Automated News Classification for Policy Insights – NLP for Thematic Analysis of BBC Articles

Context

The BBC news is a well-known source of news that covers a wide range of topics, including politics, business, technology, science, health, entertainment, and sports. The news articles are written in a formal and objective style, and they are intended to inform the public about current events and issues. The BBC news articles are published on the BBC website and are available to the public for free. The articles are written by professional journalists and are edited by editors to ensure accuracy.

Project

A BBC dataset is available from UCD (http://mig.ucd.ie/datasets/bbc.html). The goal is to use the full dataset and classify each existing category into sub-categories: - Breakdown "Buisness" into stock maket, company news, mergers and acquisitions etc. - Breakdown "Entertainment" into movies, music, literature, personality etc. - Breakdown "Sports" into the type of sport: cricket, football, Olympics etc. When the number of articles is small, this task can be done manually. However, when the number of articles is large, this task becomes time-consuming and tedious. Instead of reading eache news article and classifying it mannually, Natural Language Processing (NLP) techniques are used to automate the process of classifying the news articles into subcategories. The scope of this project is to breakdown "Business" news into the following subcategories: baking finance, company news, earnings revenue, economy, general business, mergers and acquisitions, retail consumer, and stock market.

Techniques

The techniques used in this project include text processing & ingestion, Kewword extraction, topic modelling with Latent Dirichlet Allocation (LDA), subcategory classification via and keyword matching.
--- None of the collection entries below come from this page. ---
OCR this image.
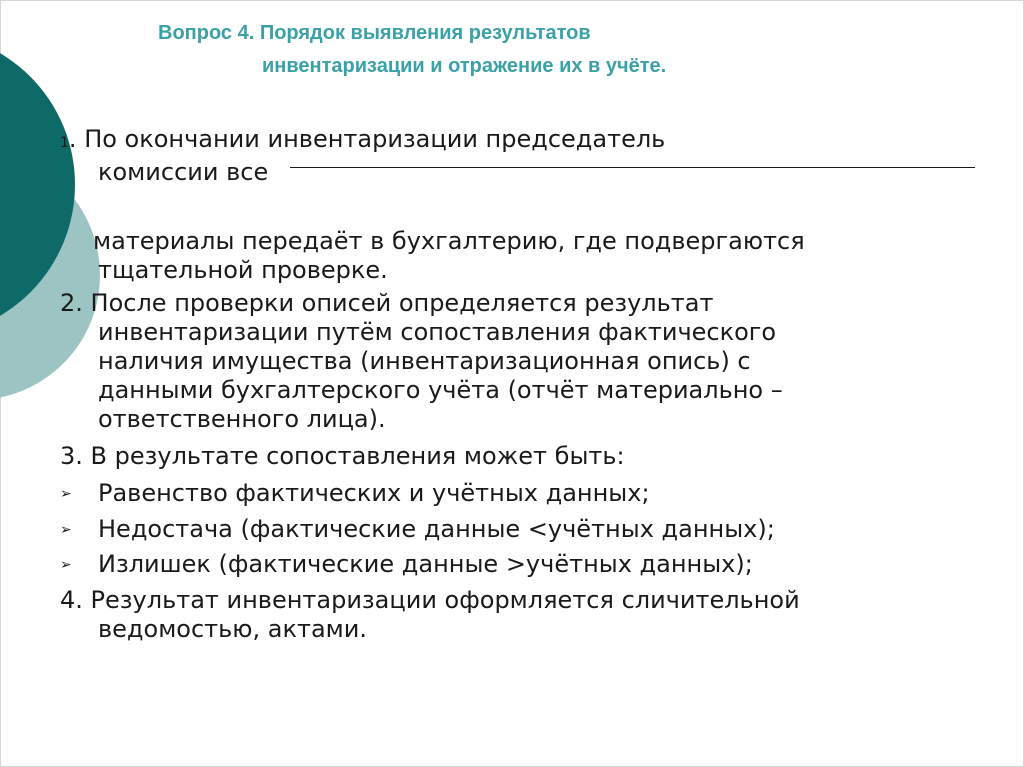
Вопрос 4. Порядок выявления результатов
инвентаризации и отражение их в учёте.
1. По окончании инвентаризации председатель
комиссии все
материалы передаёт в бухгалтерию, где подвергаются
тщательной проверке.
2. После проверки описей определяется результат
инвентаризации путём сопоставления фактического
наличия имущества (инвентаризационная опись) с
данными бухгалтерского учёта (отчёт материально –
ответственного лица).
3. В результате сопоставления может быть:
➢ Равенство фактических и учётных данных;
➢ Недостача (фактические данные <учётных данных);
➢ Излишек (фактические данные >учётных данных);
4. Результат инвентаризации оформляется сличительной
ведомостью, актами.
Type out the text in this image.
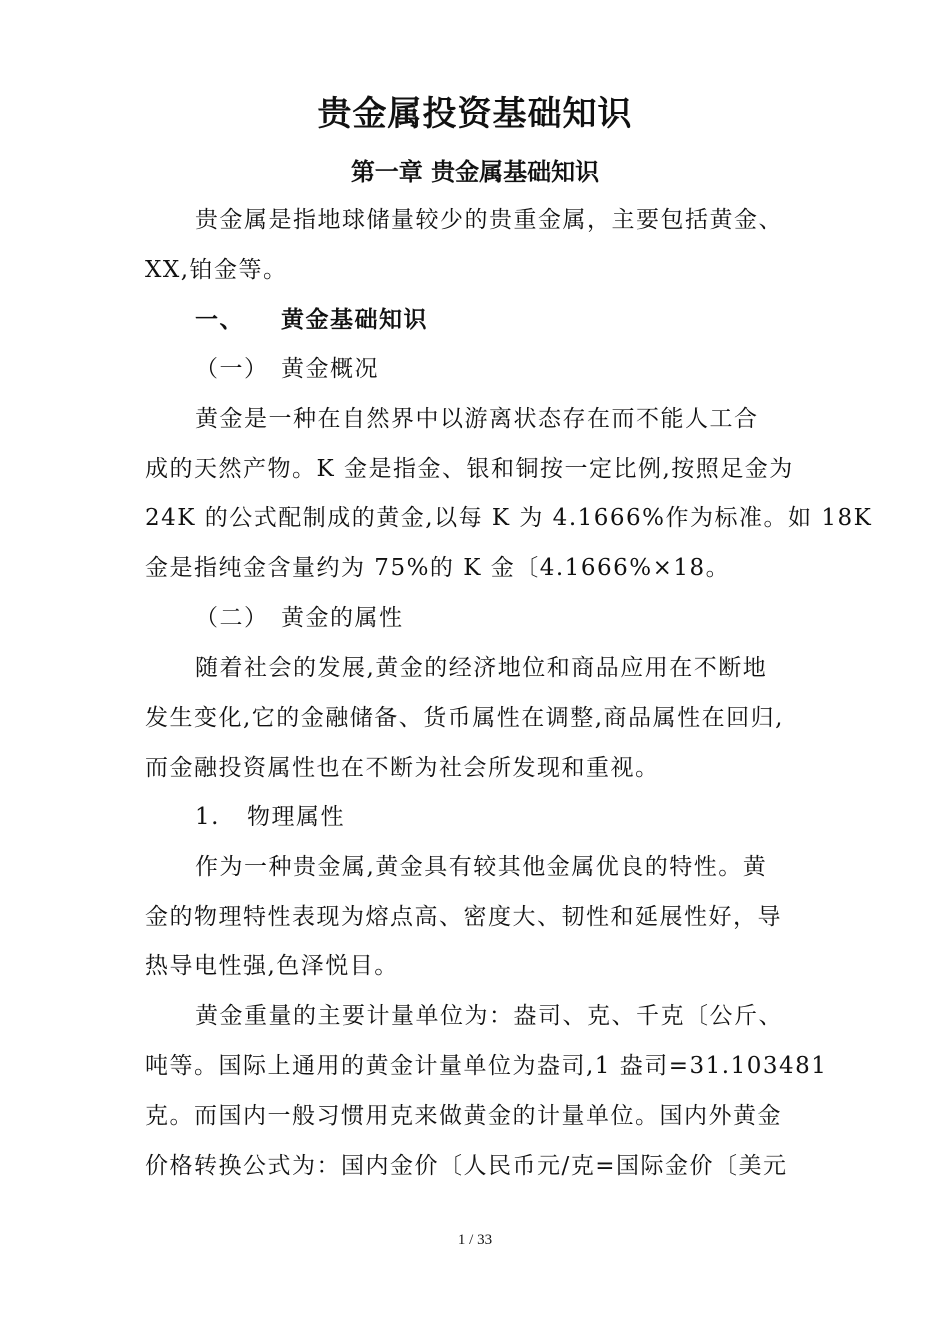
贵金属投资基础知识
第一章 贵金属基础知识

贵金属是指地球储量较少的贵重金属，主要包括黄金、

XX,铂金等。

一、 黄金基础知识

（一） 黄金概况

黄金是一种在自然界中以游离状态存在而不能人工合

成的天然产物。K 金是指金、银和铜按一定比例,按照足金为

24K 的公式配制成的黄金,以每 K 为 4.1666%作为标准。如 18K

金是指纯金含量约为 75%的 K 金〔4.1666%×18。

（二） 黄金的属性

随着社会的发展,黄金的经济地位和商品应用在不断地

发生变化,它的金融储备、货币属性在调整,商品属性在回归,

而金融投资属性也在不断为社会所发现和重视。

1. 物理属性

作为一种贵金属,黄金具有较其他金属优良的特性。黄

金的物理特性表现为熔点高、密度大、韧性和延展性好，导

热导电性强,色泽悦目。

黄金重量的主要计量单位为：盎司、克、千克〔公斤、

吨等。国际上通用的黄金计量单位为盎司,1 盎司=31.103481

克。而国内一般习惯用克来做黄金的计量单位。国内外黄金

价格转换公式为：国内金价〔人民币元/克=国际金价〔美元

1 / 33
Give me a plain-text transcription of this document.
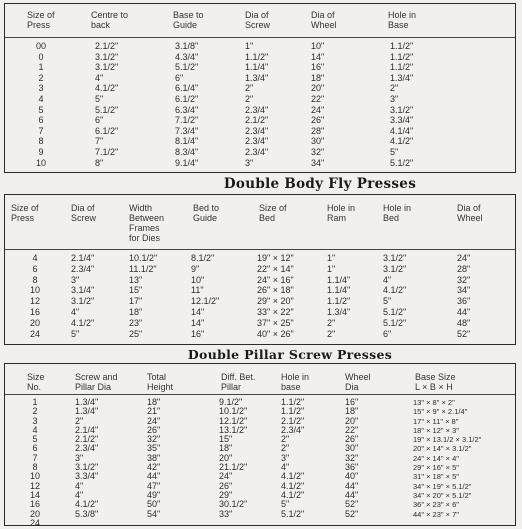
Size of
Press
Centre to
back
Base to
Guide
Dia of
Screw
Dia of
Wheel
Hole in
Base
00
0
1
2
3
4
5
6
7
8
9
10
2.1/2"
3.1/2"
3.1/2"
4"
4.1/2"
5"
5.1/2"
6"
6.1/2"
7"
7.1/2"
8"
3.1/8"
4.3/4"
5.1/2"
6"
6.1/4"
6.1/2"
6.3/4"
7.1/2"
7.3/4"
8.1/4"
8.3/4"
9.1/4"
1"
1.1/2"
1.1/4"
1.3/4"
2"
2"
2.3/4"
2.1/2"
2.3/4"
2.3/4"
2.3/4"
3"
10"
14"
16"
18"
20"
22"
24"
26"
28"
30"
32"
34"
1.1/2"
1.1/2"
1.1/2"
1.3/4"
2"
3"
3.1/2"
3.3/4"
4.1/4"
4.1/2"
5"
5.1/2"
Double Body Fly Presses
Size of
Press
Dia of
Screw
Width
Between
Frames
for Dies
Bed to
Guide
Size of
Bed
Hole in
Ram
Hole in
Bed
Dia of
Wheel
4
6
8
10
12
16
20
24
2.1/4"
2.3/4"
3"
3.1/4"
3.1/2"
4"
4.1/2"
5"
10.1/2"
11.1/2"
13"
15"
17"
18"
23"
25"
8.1/2"
9"
10"
11"
12.1/2"
14"
14"
16"
19" × 12"
22" × 14"
24" × 16"
26" × 18"
29" × 20"
33" × 22"
37" × 25"
40" × 26"
1"
1"
1.1/4"
1.1/4"
1.1/2"
1.3/4"
2"
2"
3.1/2"
3.1/2"
4"
4.1/2"
5"
5.1/2"
5.1/2"
6"
24"
28"
32"
34"
36"
44"
48"
52"
Double Pillar Screw Presses
Size
No.
Screw and
Pillar Dia
Total
Height
Diff. Bet.
Pillar
Hole in
base
Wheel
Dia
Base Size
L × B × H
1
2
3
4
5
6
7
8
10
12
14
16
20
24
1.3/4"
1.3/4"
2"
2.1/4"
2.1/2"
2.3/4"
3"
3.1/2"
3.3/4"
4"
4"
4.1/2"
5.3/8"
18"
21"
24"
26"
32"
35"
38"
42"
44"
47"
49"
50"
54"
9.1/2"
10.1/2"
12.1/2"
13.1/2"
15"
18"
20"
21.1/2"
24"
26"
29"
30.1/2"
33"
1.1/2"
1.1/2"
2.1/2"
2.3/4"
2"
2"
3"
4"
4.1/2"
4.1/2"
4.1/2"
5"
5.1/2"
16"
18"
20"
22"
26"
30"
32"
36"
40"
44"
44"
52"
52"
13" × 8" × 2"
15" × 9" × 2.1/4"
17" × 11" × 8"
18" × 12" × 3"
19" × 13.1/2 × 3.1/2"
20" × 14" × 3.1/2"
24" × 14" × 4"
29" × 16" × 5"
31" × 18" × 5"
34" × 19" × 5.1/2"
34" × 20" × 5.1/2"
36" × 23" × 6"
44" × 23" × 7"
Such techniques can be applied in government analytics to classify open-text responses, detect emerging topics in health policy, or monitor financial sentiment.

Results & Impact

Automated classification of over 500 BBC Business articles reduced manual tagging time by 90% and enabled faster policy-relevant content discovery (e.g., mergers & acquisitions trends).
Documents are automatically loaded, labelled, and subcatgorized high-level (e.g., business) into fine-grained subcategories (e.g., stock market, company news, mergers and acquisitions). The method get_subcategories_files() method returns a structured DataFrame linking filenames to predicted subcategories.

The figure below shows the subcategorization of the 500 BBC news file with top-level category Business. It is possible to see that the most common subcategory is stock market (134), followed by company news (118), economy (100), and banking finance (68).

World Heat Map

The impact of this project is that it automates the process of classifying BBC news articles into subcategories, which can help to improve the accuracy and efficiency of news classification. This can help to improve the user experience by making it easier for users to find news articles that are relevant to their interests. Additionally, this project can help researchers to quickly organize and analyze large volumes of news data, which can lead to new insights and discoveries in the field of news analysis and journalism. Using Latent Dirichlet Allocation (LDA) and TF-IDF allow to provide thematically relevant summary and keyword discovery. Another advantage is that this apporach is easy to implement and expand with other subcategories or languages in the future. Possible extensions and improvements to this project include: using more advanced NLP techniques such as advanced named entity recognition (NER), deep learning, expanding the dataset to include more news articles from different sources, and improving the accuracy of the subcategory classification by using more advanced machine learning algorithms. Additionally, including some evaluation metrics to measure the performance of the subcategory classification would be beneficial. This could include metrics such as precision, recall, and F1-score to evaluate the accuracy of the subcategory classification. Finally, it would be useful to include some visualizations to help understand the results of the subcategory classification, such as bar charts or word clouds to show the most common subcategories and keywords in the news articles.